The company has also changed internally. A big change came when Florian Patschovsky left the company in 2018 and embarked on his own path as a performer. By mutual agreement, and after ten years and eight jointly developed works. Not every acrobat duo in the circus world can do that, notes Behren. Since then he has been working even more closely with the long-standing core artistic team, the Berlin composer Simon Bauer and Brussels lighting designer Charlotte Ducousso, as well as other dancers, acrobats, philosophers and dramaturges. Exchanging perspectives, learning from each other, researching and experimenting – that’s how he developed his first trilogy of pieces, “Geometrie und Politik” (Geometry and Politics). Referencing the seating arrangement of certain parliamentary systems, the result was a piece arranged in the round, with benches facing each other and a frontal performance: “Surround”, “My Body is Your Body” and “What is left”.

What is left

The choreography itself did not stage democracy or despotism, but found its own peculiar effects of spatial arrangements and relations to address power, strength and metamorphosis, postures, momentum and pathways. And again and again: the gaze. “Surround” from 2017 added the movement of the audience, which at times traversed the performance space, back and forth, with something heavy spinning and swinging overhead. That was the pommel horse, hanging from the ceiling, stripped of its status. In the air.

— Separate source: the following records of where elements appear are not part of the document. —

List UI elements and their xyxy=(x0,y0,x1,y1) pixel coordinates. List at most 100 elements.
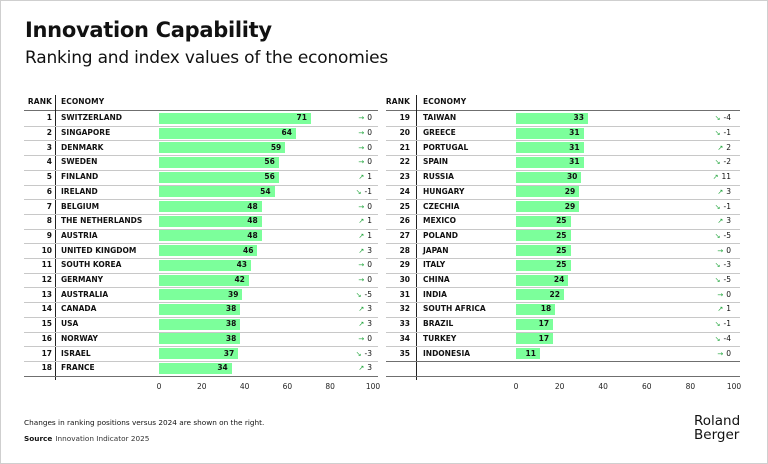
change-value: 0 xyxy=(367,113,372,123)
change-down-arrow-icon: ↘ xyxy=(714,276,721,285)
rank-change: ↘ -5 xyxy=(691,275,731,284)
rank-cell: 10 xyxy=(41,245,52,255)
rank-cell: 5 xyxy=(46,172,52,182)
bar-value-label: 17 xyxy=(538,319,550,329)
bar-value-label: 25 xyxy=(556,245,567,255)
bar-value-label: 42 xyxy=(234,275,245,285)
rank-change: ↘ -5 xyxy=(691,231,731,240)
economy-cell: TAIWAN xyxy=(423,113,457,123)
row-separator xyxy=(24,169,378,171)
change-up-arrow-icon: ↗ xyxy=(358,173,365,182)
row-separator xyxy=(386,316,740,318)
change-value: 0 xyxy=(726,289,731,299)
economy-cell: BRAZIL xyxy=(423,319,454,329)
rank-cell: 4 xyxy=(46,157,52,167)
change-value: -4 xyxy=(723,333,731,343)
x-axis-tick-label: 0 xyxy=(156,382,162,391)
rank-change: → 0 xyxy=(332,113,372,122)
rank-cell: 17 xyxy=(41,348,52,358)
economy-cell: DENMARK xyxy=(61,142,104,152)
rank-cell: 22 xyxy=(399,157,410,167)
change-value: 1 xyxy=(367,172,372,182)
rank-change: → 0 xyxy=(332,275,372,284)
change-value: 3 xyxy=(726,216,731,226)
row-separator xyxy=(386,272,740,274)
change-down-arrow-icon: ↘ xyxy=(714,129,721,138)
source-label: Source xyxy=(24,434,53,443)
value-bar xyxy=(516,142,584,154)
value-bar xyxy=(159,303,241,315)
value-bar xyxy=(159,230,262,242)
economy-cell: FRANCE xyxy=(61,363,95,373)
rank-change: ↘ -1 xyxy=(332,187,372,196)
economy-cell: IRELAND xyxy=(61,186,98,196)
roland-berger-logo: Roland Berger xyxy=(694,414,740,442)
rank-change: → 0 xyxy=(332,260,372,269)
economy-cell: BELGIUM xyxy=(61,201,100,211)
chart-title: Innovation Capability xyxy=(25,18,272,42)
row-separator xyxy=(24,272,378,274)
row-separator xyxy=(386,184,740,186)
row-separator xyxy=(386,258,740,259)
x-axis-tick-label: 60 xyxy=(282,382,293,391)
change-value: 3 xyxy=(367,245,372,255)
bar-value-label: 29 xyxy=(564,201,576,211)
rank-change: ↘ -1 xyxy=(691,128,731,137)
change-same-arrow-icon: → xyxy=(358,276,365,285)
change-value: 11 xyxy=(721,172,731,182)
row-separator xyxy=(386,125,740,127)
change-value: 0 xyxy=(367,275,372,285)
change-value: -1 xyxy=(723,201,731,211)
change-value: -3 xyxy=(364,348,372,358)
rank-cell: 12 xyxy=(41,275,52,285)
row-separator xyxy=(386,199,740,201)
economy-cell: INDONESIA xyxy=(423,348,471,358)
rank-change: ↘ -3 xyxy=(332,349,372,358)
rank-cell: 18 xyxy=(41,363,52,373)
rank-cell: 28 xyxy=(399,245,410,255)
rank-change: ↗ 1 xyxy=(332,216,372,225)
change-value: -3 xyxy=(723,260,731,270)
change-value: -1 xyxy=(364,186,372,196)
economy-cell: ITALY xyxy=(423,260,446,270)
row-separator xyxy=(24,140,378,142)
rank-change: ↘ -4 xyxy=(691,334,731,343)
rank-change: ↗ 1 xyxy=(332,172,372,181)
economy-cell: AUSTRIA xyxy=(61,230,98,240)
change-value: -5 xyxy=(723,275,731,285)
column-header-rank: RANK xyxy=(385,97,410,106)
row-separator xyxy=(24,243,378,245)
economy-cell: SOUTH AFRICA xyxy=(423,304,486,314)
column-divider xyxy=(55,95,56,380)
change-value: -1 xyxy=(723,128,731,138)
rank-change: ↘ -1 xyxy=(691,319,731,328)
economy-cell: GERMANY xyxy=(61,275,104,285)
rank-change: → 0 xyxy=(691,246,731,255)
rank-cell: 23 xyxy=(399,172,410,182)
row-separator xyxy=(24,228,378,230)
rank-cell: 30 xyxy=(399,275,410,285)
row-separator xyxy=(386,213,740,215)
value-bar xyxy=(516,303,556,315)
change-value: 0 xyxy=(367,260,372,270)
change-up-arrow-icon: ↗ xyxy=(717,217,724,226)
bar-value-label: 39 xyxy=(228,289,239,299)
change-same-arrow-icon: → xyxy=(358,114,365,123)
change-same-arrow-icon: → xyxy=(717,290,724,299)
rank-cell: 15 xyxy=(41,319,52,329)
rank-change: ↘ -1 xyxy=(691,202,731,211)
rank-change: ↘ -2 xyxy=(691,157,731,166)
change-same-arrow-icon: → xyxy=(358,202,365,211)
row-separator xyxy=(386,228,740,230)
economy-cell: SWEDEN xyxy=(61,157,98,167)
value-bar xyxy=(159,289,243,301)
value-bar xyxy=(516,230,571,242)
value-bar xyxy=(516,274,569,286)
bar-value-label: 18 xyxy=(540,304,552,314)
rank-cell: 25 xyxy=(399,201,410,211)
source-line: Source Innovation Indicator 2025 xyxy=(24,434,149,443)
value-bar xyxy=(159,127,296,139)
row-separator xyxy=(24,155,378,157)
row-separator xyxy=(24,125,378,127)
change-down-arrow-icon: ↘ xyxy=(714,114,721,123)
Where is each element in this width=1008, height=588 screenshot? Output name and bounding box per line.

In 2021 this tame yet menacing hundred-kilo object became a partner in “Circular Vertigo”. Mijin Kim, who went from dancer to dance acrobat with Overhead Project, handles it carefully, touches, listens, sits, hangs on it. Flies with it. In contrast to dance, the circus is more about interacting with objects (see Behren’s article in VOICES). Or, where it does present human-to-human relationships, they come with strictly allotted functions. Dissolving these hierarchies, introducing an alternation of dominance instead of one-sided manipulation – this also stems from philosophical research. This is a concern for Behren, and for his new trilogy, which begins with “Circular Vertigo”: “Mensch, Hyperobjekt und Transformation” (Human, Hyperobject and Transformation).

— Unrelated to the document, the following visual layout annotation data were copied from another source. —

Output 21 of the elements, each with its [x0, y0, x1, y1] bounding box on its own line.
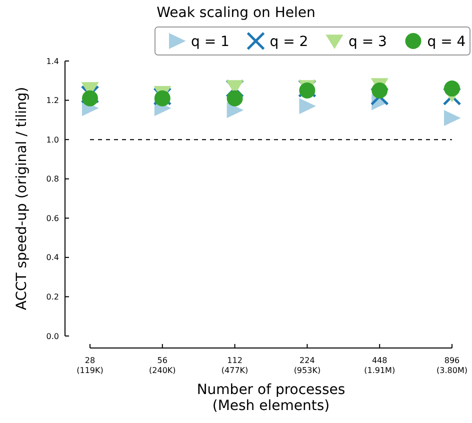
- chart-title: Weak scaling on Helen: [156, 5, 316, 21]
- x-tick-label: 56 (240K): [149, 356, 176, 375]
- y-tick-label: 0.8: [46, 174, 59, 184]
- y-tick-label: 1.0: [46, 135, 59, 144]
- y-tick-label: 1.2: [46, 96, 59, 106]
- legend-label: q = 1: [191, 34, 230, 50]
- x-tick-label: 224 (953K): [294, 356, 321, 375]
- y-tick-label: 0.6: [46, 214, 59, 223]
- legend-label: q = 2: [270, 34, 308, 50]
- x-tick-label: 448 (1.91M): [364, 356, 396, 375]
- x-axis-title: Number of processes (Mesh elements): [196, 382, 346, 414]
- y-axis-title: ACCT speed-up (original / tiling): [14, 86, 30, 310]
- y-tick-label: 0.4: [46, 253, 59, 262]
- legend-label: q = 3: [348, 34, 387, 50]
- legend-label: q = 4: [427, 34, 466, 50]
- y-tick-label: 1.4: [46, 56, 59, 66]
- x-tick-label: 28 (119K): [76, 356, 104, 375]
- x-tick-label: 896 (3.80M): [436, 356, 468, 375]
- y-tick-label: 0.0: [46, 332, 59, 341]
- x-tick-label: 112 (477K): [221, 356, 248, 375]
- y-tick-label: 0.2: [46, 292, 59, 302]
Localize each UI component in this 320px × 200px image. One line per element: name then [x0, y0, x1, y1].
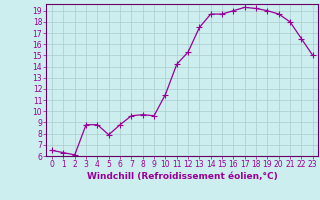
X-axis label: Windchill (Refroidissement éolien,°C): Windchill (Refroidissement éolien,°C) — [87, 172, 278, 181]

With this the circus is also transforming contemporary dance, enlarging the field of action upwards. Up in the air. If two people standing on top of each other tilt forwards or backwards from the vertical or spin around without falling, this momentum grabs the viewers more intensely, more physically than a single person standing would do. This is something you see in “What is left” (2021), for instance. This type of quasi direct contact with the audience, or even interaction, is a feature of Overhead Project’s pieces.

Overhead Project have received numerous honours, such as the selection as a TANZPAKT project picking up the CircusDanceFestival founded and directed by Tim Behren in Cologne in 2019, and the George Tabori Award 2022 from the Fonds Darstellende Künste, which comes with a 15,000-euro endowment. Actually, says Tim Behren, he prefers to work in the independent scene. He and Patschovsky have created pieces under commission at four municipal theatres, under completely different production conditions and greater time pressure. Behren gives himself and the team one to one and a half years for new overhead pieces – “almost a luxury”, but short compared to international circus productions, as he notes. “Searching is a big part of the working process, the interest in not knowing or still not knowing, daring to endure, to end up somewhere you wouldn’t have thought possible.”